Cette fois-ci, l’œuvre inédite est le  Picture a Day like This, une création dont on se souviendra. George Benjamin et Martin Crimp, leurs auteur et compositeur ont l’habitude de travailler ensemble. Ils nous avaient déjà valu à Aix le si convaincant « Written on Skin ». Cette fois, il s’agit d’une femme, The Woman, écrasée de douleur par la mort de son enfant, qui part à la recherche de « quelqu’un d’heureux qui lui donnerait un bouton de sa manche ». Elle rencontre des gens heureux, mais ils ne le sont qu’en apparence… La réalité est tout autre. Une dernière rencontre lui permettra cependant de faire le deuil de l’irréversible. La musique de Benjamin est remarquable. Une musique qui jamais n’est pléonasme ni simple illustration-amplification de ce qui se dit. Non, elle est, dans ses nuances subtiles – quelle orchestration – langage significatif. Quelle délicatesse, quelle retenue, quels élans, quels éclats aussi. Qui d’autre que George Benjamin pouvait la mieux exprimer en dirigeant lui-même un Mahler Chamber Orchestra à l’unisson de ses intentions. Ces mots et cette musique, Daniel Jeanneteau et Marie-Christine Soma les ont multipliés dans leur mise en scène et dans leur scénographie. Quant aux interprètes, ils ont fait leur les partition-mots-personnages. Quelle force et quelle justesse dans leurs présences. Surtout Marianne Crebassa, si exacte, si convaincante, si bouleversante en Woman.

aix en provence
"L'opéra de quat'sous". Festival d'Aix-en-Provence 2023. ©Jean-Louis Fernandez.
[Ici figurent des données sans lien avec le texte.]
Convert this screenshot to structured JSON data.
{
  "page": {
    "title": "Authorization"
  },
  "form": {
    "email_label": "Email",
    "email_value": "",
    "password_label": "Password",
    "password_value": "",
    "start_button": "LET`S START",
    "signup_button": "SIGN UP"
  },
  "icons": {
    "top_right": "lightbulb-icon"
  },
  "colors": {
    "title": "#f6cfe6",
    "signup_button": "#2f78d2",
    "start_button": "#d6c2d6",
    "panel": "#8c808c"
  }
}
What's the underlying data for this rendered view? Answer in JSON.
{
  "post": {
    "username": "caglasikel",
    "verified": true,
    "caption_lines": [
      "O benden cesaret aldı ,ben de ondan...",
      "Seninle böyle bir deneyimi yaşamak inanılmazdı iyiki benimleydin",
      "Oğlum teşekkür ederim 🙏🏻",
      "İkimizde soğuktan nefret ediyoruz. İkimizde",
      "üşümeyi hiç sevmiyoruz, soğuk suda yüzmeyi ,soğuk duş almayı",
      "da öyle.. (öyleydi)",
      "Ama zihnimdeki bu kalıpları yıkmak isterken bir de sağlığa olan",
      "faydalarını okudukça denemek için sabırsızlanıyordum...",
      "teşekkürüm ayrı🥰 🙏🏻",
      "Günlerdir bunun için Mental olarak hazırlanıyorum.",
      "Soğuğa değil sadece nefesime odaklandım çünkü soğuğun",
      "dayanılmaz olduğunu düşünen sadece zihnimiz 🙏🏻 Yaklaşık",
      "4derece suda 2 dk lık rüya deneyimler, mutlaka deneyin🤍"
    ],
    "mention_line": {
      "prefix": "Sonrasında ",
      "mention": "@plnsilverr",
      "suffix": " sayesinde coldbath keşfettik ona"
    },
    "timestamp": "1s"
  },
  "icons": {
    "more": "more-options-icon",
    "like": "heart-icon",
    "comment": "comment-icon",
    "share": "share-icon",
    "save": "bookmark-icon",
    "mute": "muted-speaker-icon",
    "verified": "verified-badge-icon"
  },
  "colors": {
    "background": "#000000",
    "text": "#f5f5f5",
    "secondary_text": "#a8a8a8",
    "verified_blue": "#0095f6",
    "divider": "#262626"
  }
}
Le grand moment de ce 75e Festival – un bonheur – a été le Wozzeck d’Alban Berg avec Sir Simon Rattle, le chef d’orchestre, et Simon McBurney, le metteur en scène. Le chef d’orchestre révèle toute la force de cette incroyable partition dans toutes ses nuances, remarquablement secondé par ce fantastique instrument qu’est le London Symphony Orchestra – et, soulignons-le, l’Estonian Philharmonic Chamber Choir. Simon Rattle réussit à atteindre l’équilibre entre « l’intelligence et la passion » qui, selon lui, caractérise la partition. Quant à Simon McBurney, cette fois encore, il n’impose aucun concept préalable à l’œuvre, il en décèle les lignes de force, il perçoit ses sous-jacences ; il se met à son service, en toute modestie créative… avec quel talent. Quel art aussi de l’enchaînement des séquences, en incroyable fluidité. Il est à la fois un artisan du théâtre à l’ancienne (un jeu avec des chaises ou un simple encadrement de porte par exemple) et un maître dans l’art d’utiliser les ressources des images vidéo et des effets lumineux les plus complexes. Quelle maîtrise aussi dans les mises en place et les déplacements du chœur. Confrontés à son univers, nous redevenons petit enfant subjugué, nous retrouvons l’émerveillement de la magie théâtrale. Il est vrai aussi que la distribution est en parfaite harmonie avec cet environnement musical et scénique. Quel Wozzeck que celui de Christian Gerhaher !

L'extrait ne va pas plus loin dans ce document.